Migration, Russia are major issues for political parties ahead of Bulgaria’s March 2017 parliamentary elections

Written by on March 15, 2017 in Bulgaria - Comments Off on Migration, Russia are major issues for political parties ahead of Bulgaria’s March 2017 parliamentary elections

Concerns about an increased flow of migrants into Bulgaria, and relations with Russia, are among the key issues that have emerged in the runup to the country’s early parliamentary elections on March 26 2017.

This is aside from the by-now customary petty sniping among political leaders and candidates across the Bulgarian political spectrum.

While in recent days several competing parties and coalitions have seized on the political situations in other Balkan countries and the reported attempts at interference by Turkey in Bulgaria’s elections, the issue of migration is a significant theme, as it was in Bulgaria’s November 2016 presidential elections.

The campaign in October last year saw promises of a tougher line against illicit migration play a role. Notable among those who highlighted this was the eventual winner, socialist-backed Roumen Radev, and – hardly surprisingly – the nationalist United Patriots, whose emphasis on the topic helped gain their candidate third place in the first round.

This time around, all major parties seeking victory in the race for the 44th National Assembly have included dealing with the migrant crisis in their programmes.

All also have stated determination to complete the fence at Bulgaria’s border with Turkey. The Turkish border fence has been a political football in recent years – the BSP-MRF ruling axis of 2013/14 came under fire from political rivals for embarking on the big-ticket project, but in turn Boiko Borissov’s coalition government proceeded with the project, opening itself to attack from the BSP over the huge price tag.

Should most parties’ promises be honoured, there also would be an increase in spending on defence – though given overall budget constraints, it is an open question whether these promises could be fulfilled.

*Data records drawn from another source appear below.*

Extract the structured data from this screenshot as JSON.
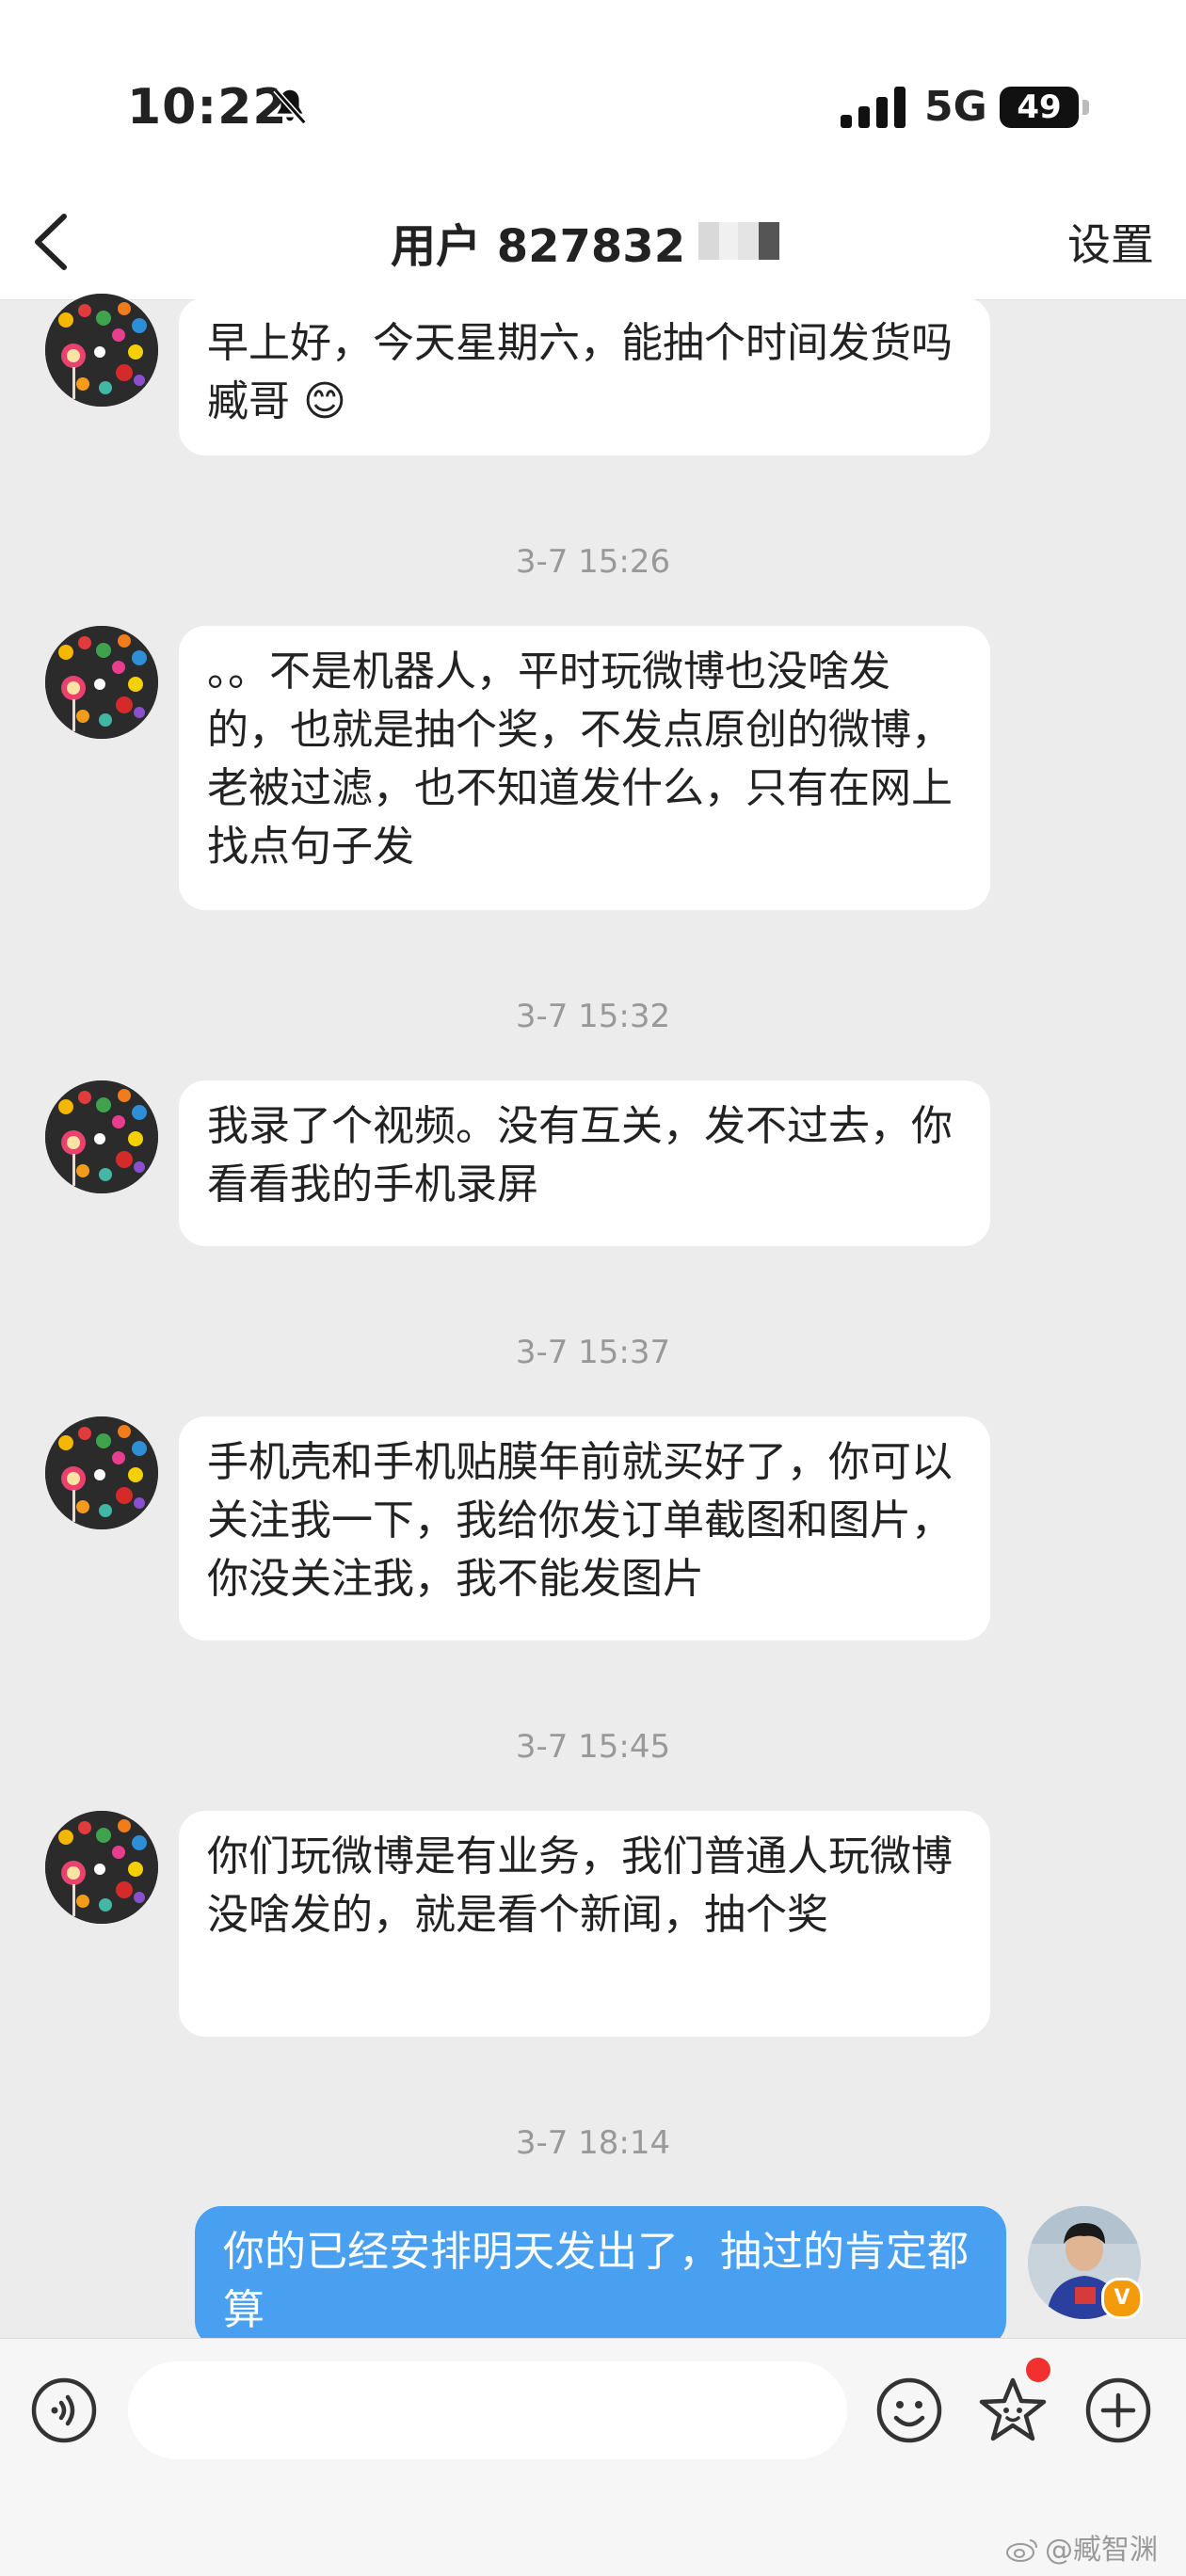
{
  "status_bar": {
    "time": "10:22",
    "network": "5G",
    "battery": "49"
  },
  "header": {
    "title": "用户 827832",
    "settings_label": "设置"
  },
  "messages": [
    {
      "text": "早上好，今天星期六，能抽个时间发货吗臧哥 😊"
    },
    {
      "timestamp": "3-7 15:26",
      "text": "。。不是机器人，平时玩微博也没啥发的，也就是抽个奖，不发点原创的微博，老被过滤，也不知道发什么，只有在网上找点句子发"
    },
    {
      "timestamp": "3-7 15:32",
      "text": "我录了个视频。没有互关，发不过去，你看看我的手机录屏"
    },
    {
      "timestamp": "3-7 15:37",
      "text": "手机壳和手机贴膜年前就买好了，你可以关注我一下，我给你发订单截图和图片，你没关注我，我不能发图片"
    },
    {
      "timestamp": "3-7 15:45",
      "text": "你们玩微博是有业务，我们普通人玩微博没啥发的，就是看个新闻，抽个奖"
    },
    {
      "timestamp": "3-7 18:14",
      "text": "你的已经安排明天发出了，抽过的肯定都算"
    }
  ],
  "verified_badge": "V",
  "watermark": "@臧智渊",
  "icons": [
    "bell-off-icon",
    "signal-icon",
    "back-icon",
    "voice-icon",
    "emoji-icon",
    "sticker-star-icon",
    "plus-icon",
    "weibo-logo-icon"
  ],
  "colors": {
    "my_bubble": "#4aa0f0",
    "background": "#ececec",
    "badge": "#f49b0b",
    "notification_dot": "#f23030"
  }
}
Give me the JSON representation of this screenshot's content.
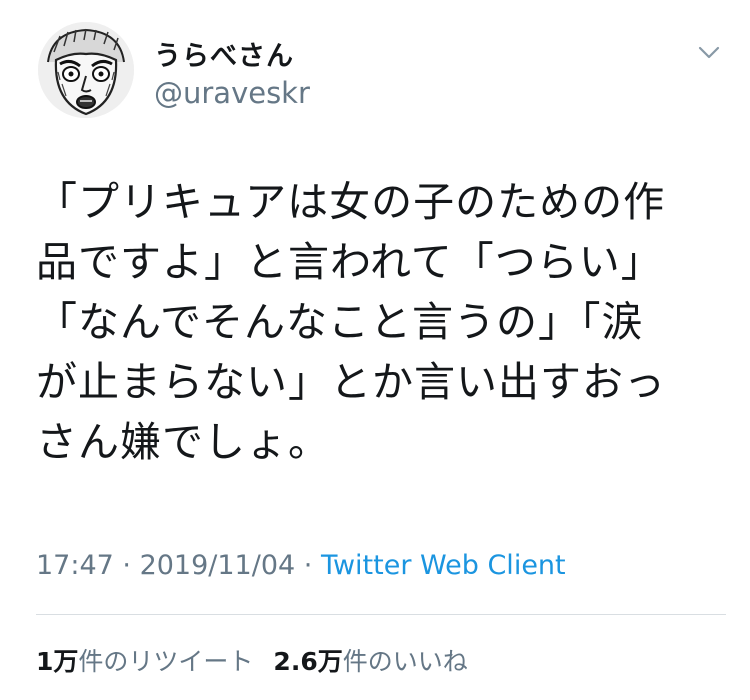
{
  "user": {
    "display_name": "うらべさん",
    "handle": "@uraveskr",
    "avatar_icon": "avatar-illustration-icon"
  },
  "menu": {
    "icon": "chevron-down-icon"
  },
  "tweet": {
    "lines": [
      "「プリキュアは女の子のための作",
      "品ですよ」と言われて「つらい」",
      "「なんでそんなこと言うの」「涙",
      "が止まらない」とか言い出すおっ",
      "さん嫌でしょ。"
    ]
  },
  "meta": {
    "time": "17:47",
    "separator1": " · ",
    "date": "2019/11/04",
    "separator2": " · ",
    "client": "Twitter Web Client"
  },
  "stats": {
    "retweets_count": "1万",
    "retweets_label": "件のリツイート",
    "likes_count": "2.6万",
    "likes_label": "件のいいね"
  },
  "colors": {
    "text": "#14171a",
    "secondary": "#657786",
    "link": "#1b95e0",
    "divider": "#d9dee2"
  }
}
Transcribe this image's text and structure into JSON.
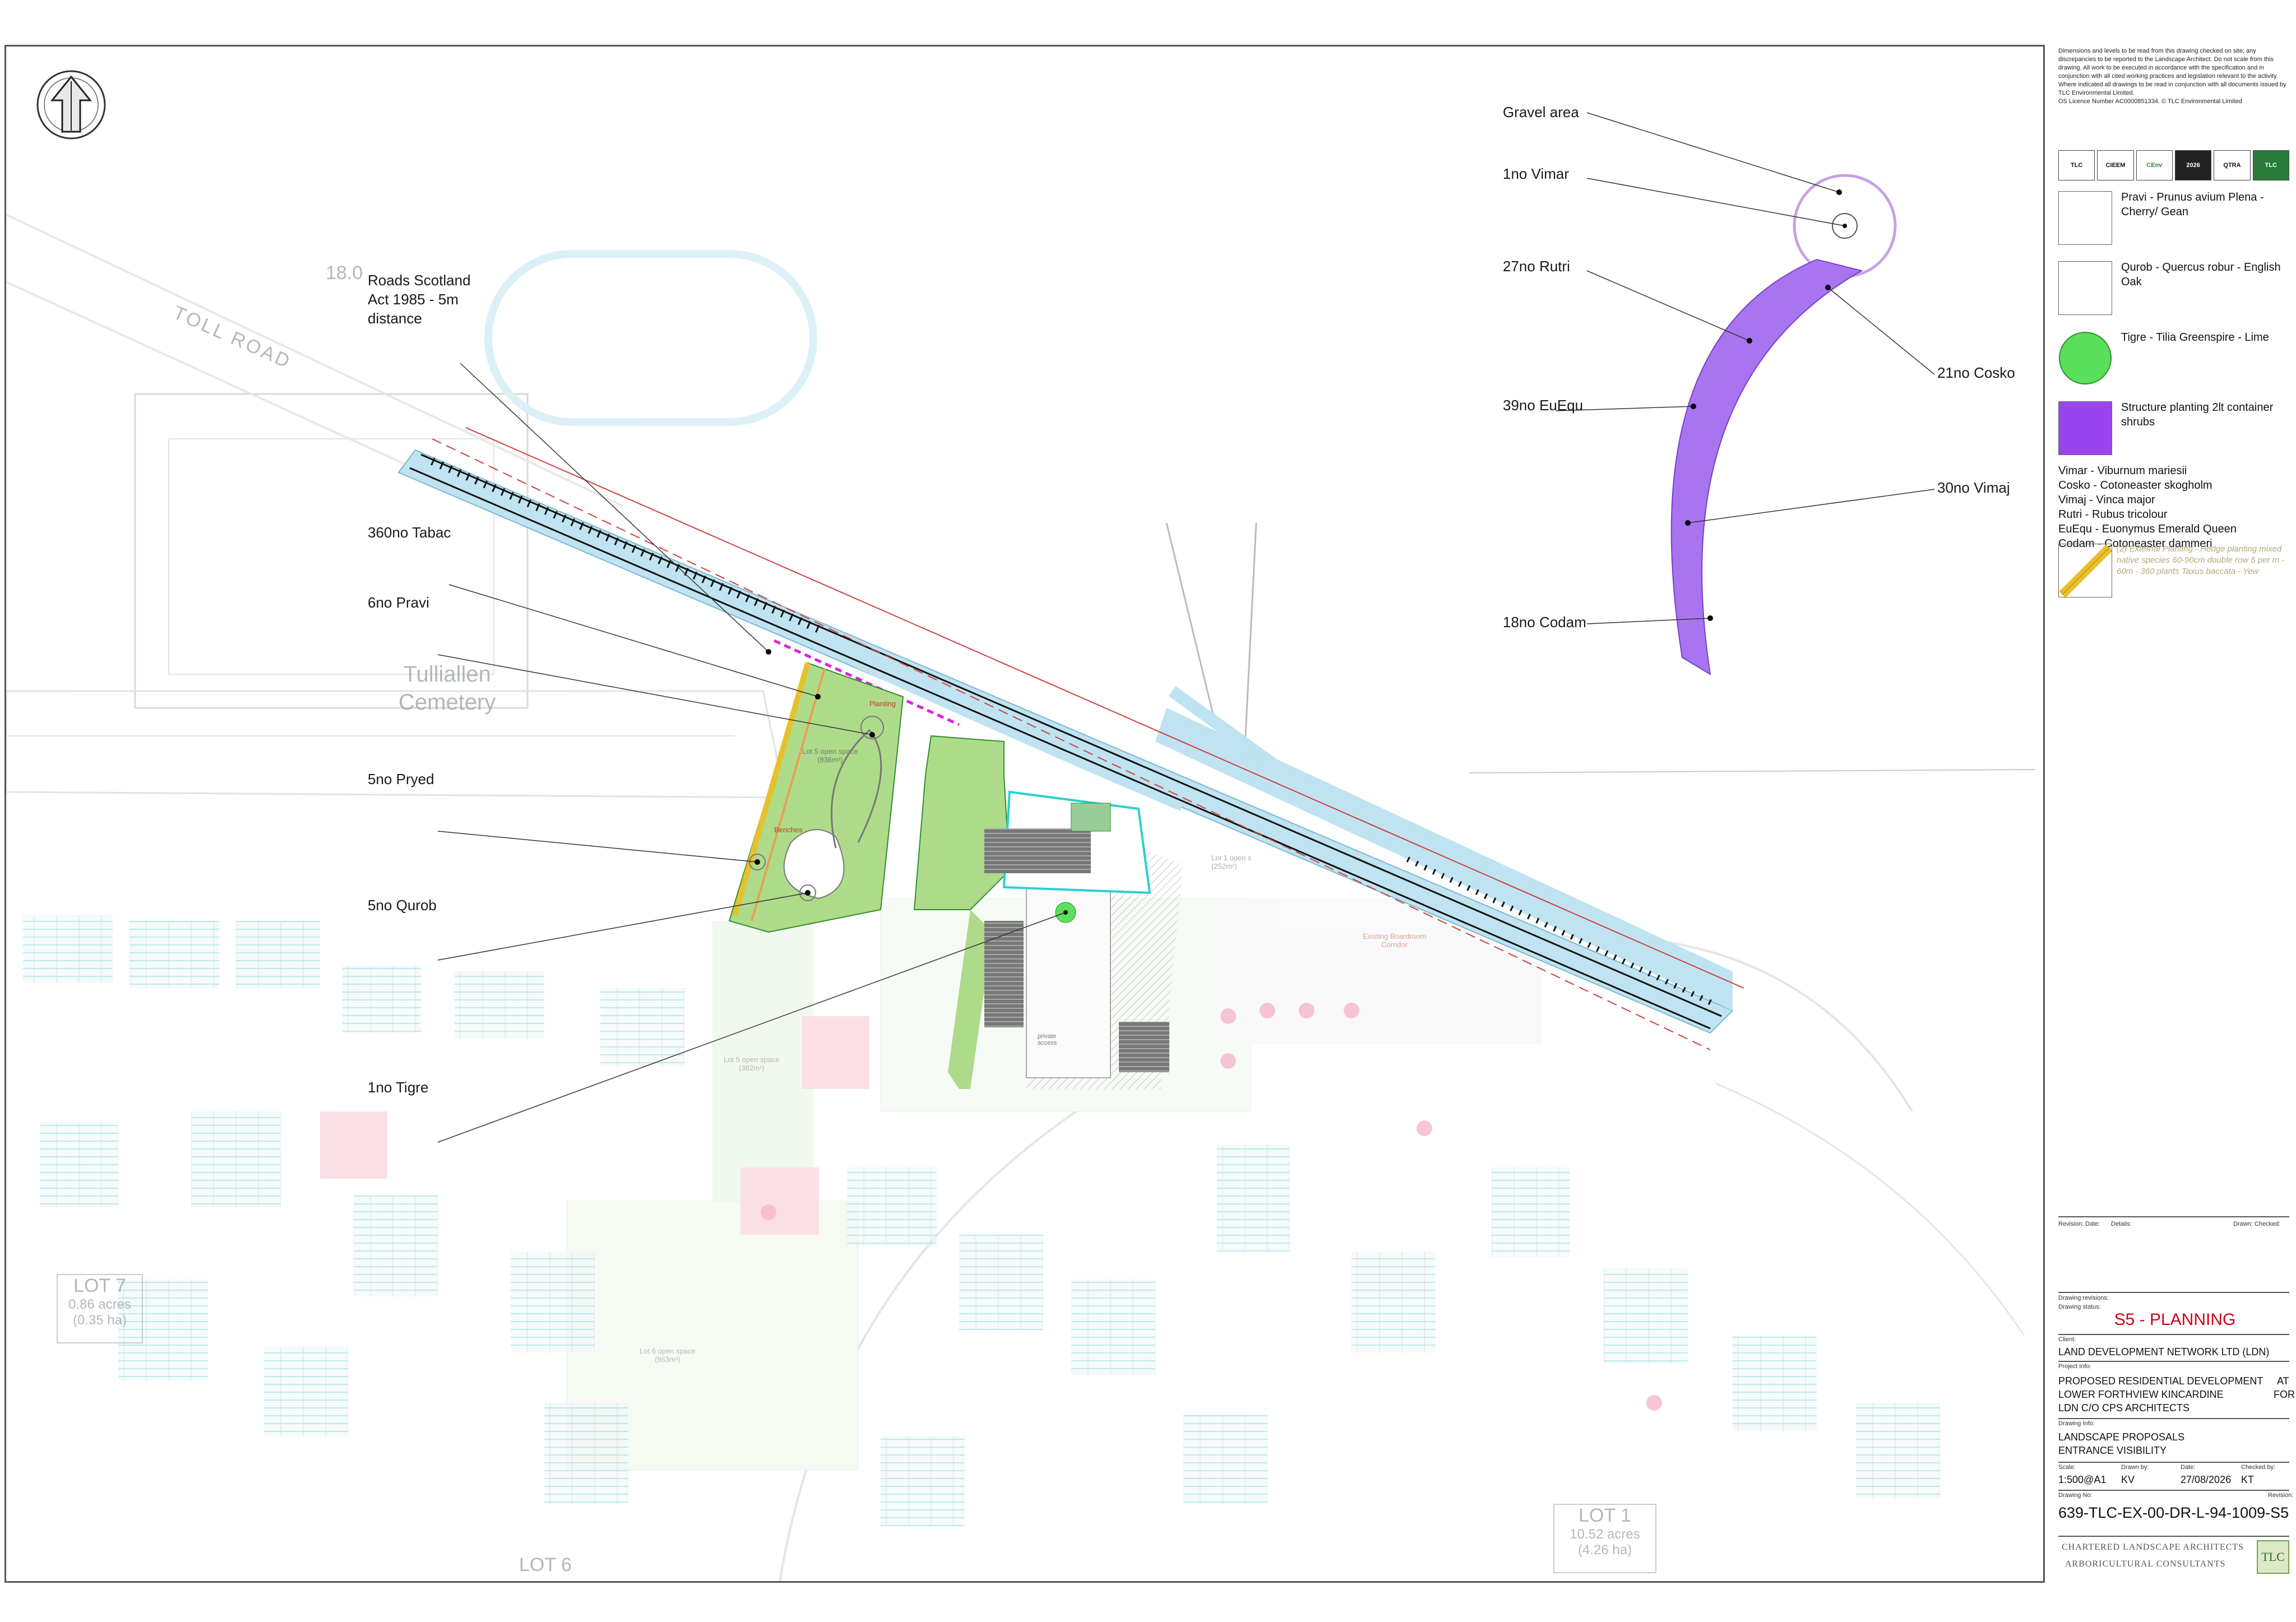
{
  "plan": {
    "callouts_left": {
      "roads_scotland": "Roads Scotland\nAct 1985 - 5m\ndistance",
      "tabac": "360no Tabac",
      "pravi": "6no Pravi",
      "pryed": "5no Pryed",
      "qurob": "5no Qurob",
      "tigre": "1no Tigre"
    },
    "callouts_detail": {
      "gravel": "Gravel area",
      "vimar": "1no Vimar",
      "rutri": "27no Rutri",
      "euequ": "39no EuEqu",
      "codam": "18no Codam",
      "cosko": "21no Cosko",
      "vimaj": "30no Vimaj"
    },
    "map_text": {
      "toll_road": "TOLL ROAD",
      "road_no": "18.0",
      "cemetery": "Tulliallen\nCemetery",
      "lot5_open_space": "Lot 5 open space\n(836m²)",
      "benches": "Benches",
      "planting": "Planting",
      "lot1_open_space": "Lot 1 open s\n(252m²)",
      "lot5_open_space_b": "Lot 5 open space\n(382m²)",
      "lot6_open_space": "Lot 6 open space\n(963m²)",
      "existing_woodland": "Existing Boardroom\nCorridor",
      "private_access": "private\naccess"
    },
    "lots": {
      "lot7": "LOT 7",
      "lot7_acres": "0.86 acres",
      "lot7_ha": "(0.35 ha)",
      "lot1": "LOT 1",
      "lot1_acres": "10.52 acres",
      "lot1_ha": "(4.26 ha)",
      "lot6": "LOT 6"
    }
  },
  "panel": {
    "disclaimer": "Dimensions and levels to be read from this drawing checked on site; any discrepancies to be reported to the Landscape Architect. Do not scale from this drawing. All work to be executed in accordance with the specification and in conjunction with all cited working practices and legislation relevant to the activity. Where indicated all drawings to be read in conjunction with all documents issued by TLC Environmental Limited.\nOS Licence Number AC0000851334. © TLC Environmental Limited",
    "logos": [
      "TLC",
      "CIEEM",
      "CEnv",
      "2026",
      "QTRA",
      "TLC"
    ],
    "key": [
      {
        "id": "pravi",
        "text": "Pravi - Prunus avium Plena - Cherry/ Gean",
        "fill": "#ffffff"
      },
      {
        "id": "qurob",
        "text": "Qurob - Quercus robur - English Oak",
        "fill": "#ffffff"
      },
      {
        "id": "tigre",
        "text": "Tigre - Tilia Greenspire - Lime",
        "fill": "#5ae05a"
      },
      {
        "id": "structure",
        "text": "Structure planting 2lt container shrubs",
        "fill": "#9a44f0"
      }
    ],
    "abbreviations": [
      "Vimar - Viburnum mariesii",
      "Cosko - Cotoneaster skogholm",
      "Vimaj - Vinca major",
      "Rutri - Rubus tricolour",
      "EuEqu - Euonymus Emerald Queen",
      "Codam - Cotoneaster dammeri"
    ],
    "hedge_key": "(2) External Planting - Hedge planting mixed native species 60-90cm double row 6 per m - 60m - 360 plants Taxus baccata - Yew",
    "revision_header": {
      "revision": "Revision:",
      "date": "Date:",
      "details": "Details:",
      "drawn_checked": "Drawn: Checked:"
    },
    "drawing_revisions_label": "Drawing revisions:",
    "drawing_status_label": "Drawing status:",
    "status": "S5 - PLANNING",
    "client_label": "Client:",
    "client": "LAND DEVELOPMENT NETWORK LTD (LDN)",
    "project_label": "Project Info:",
    "project_lines": [
      "PROPOSED RESIDENTIAL DEVELOPMENT",
      "LOWER FORTHVIEW KINCARDINE",
      "LDN C/O CPS ARCHITECTS"
    ],
    "project_at": "AT",
    "project_for": "FOR",
    "drawing_info_label": "Drawing Info:",
    "drawing_info": [
      "LANDSCAPE PROPOSALS",
      "ENTRANCE VISIBILITY"
    ],
    "meta_labels": {
      "scale": "Scale:",
      "drawn_by": "Drawn by:",
      "date": "Date:",
      "checked_by": "Checked by:"
    },
    "meta_values": {
      "scale": "1:500@A1",
      "drawn_by": "KV",
      "date": "27/08/2026",
      "checked_by": "KT"
    },
    "drawing_no_label": "Drawing No:",
    "revision_label": "Revision:",
    "drawing_no": "639-TLC-EX-00-DR-L-94-1009-S5",
    "company_line1": "CHARTERED LANDSCAPE ARCHITECTS",
    "company_line2": "ARBORICULTURAL CONSULTANTS",
    "company_logo": "TLC"
  },
  "colors": {
    "structure_purple": "#a974f0",
    "tree_green": "#5ae05a",
    "road_blue": "#bfe3f0",
    "status_red": "#d0021b",
    "hedge_yellow": "#e7c12b",
    "grass_green": "#aedb8a"
  }
}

On the left-hand-side of the spectrum, the Bulgarian Socialist Party and its socialist rival ABC-Movement 21 electoral coalition want to see the removal of European Union sanctions on Russia. This insistence has forced GERB leader Borissov to talk about the issue, decrying BSP leader Kornelia Ninova’s pledge to “veto the sanctions” while on March 15, Borissov attempted to finesse the point by saying that the sanctions were not “against Russia” but against specific individuals and companies.

Should the BSP come to power, and as she intends, Ninova become prime minister, there would be an ally in the form of President Roumen Radev, on issues from relations with Russia to opposition to the EU-Canada CETA trade agreement.

The BSP speaks of a “balanced foreign policy”, which is code for more amicable relations with Putin’s Kremlin.

On defence spending, Borissov’s GERB pledges this reaching two per cent of GDP by the end of the four-year term of office of the next government (given recent political history and probable difficulties in coalition formation, one is moved to ask whether there will be a government, and whether it will last four years. The current writer has won small bets for predicting the resignations of recent governments).
Currently, Bulgaria’s defence allocation is about 1.2 per cent of GDP and it is not immediately apparent whether the goal of two per cent would be achievable without significant rearrangements of priorities and hard thinking on the national Budget, where other priorities – education, health care – would be competing.

GERB promises upping the strength of the military, which has significant vacancies (one trivial example is that the military recently publicly advertised for about three dozen ceremonial guards, whose most public deployment is standing outside the entrance to the Presidency in Sofia). Borissov’s party also promises increasing the pay of the military, while accelerating modernisation of Bulgaria’s armed forces.

GERB says that it would go ahead with the purchase of new armoured vehicles for the army – even though, in power between 2014 and January 2017, Borissov’s government did not budget for this.

Ninova’s BSP promises a minimum 10 per cent increase in monthly salaries of low-ranking staff in the security sector – a move undoubtedly justified given the pittance pay to private soldiers – but again difficult to see the viability of, given the other big-ticket items on the shopping list of Bulgaria’s defence sector.

The Movement for Rights and Freedoms, where Mustafa Karadaya currently sits in the leader’s chair of the party founded by Ahmed Dogan, promises a total organisational, structural, material and personnel re-organisation of the defence system and armed forces, and legislating amendments that would give defence headquarters more powers.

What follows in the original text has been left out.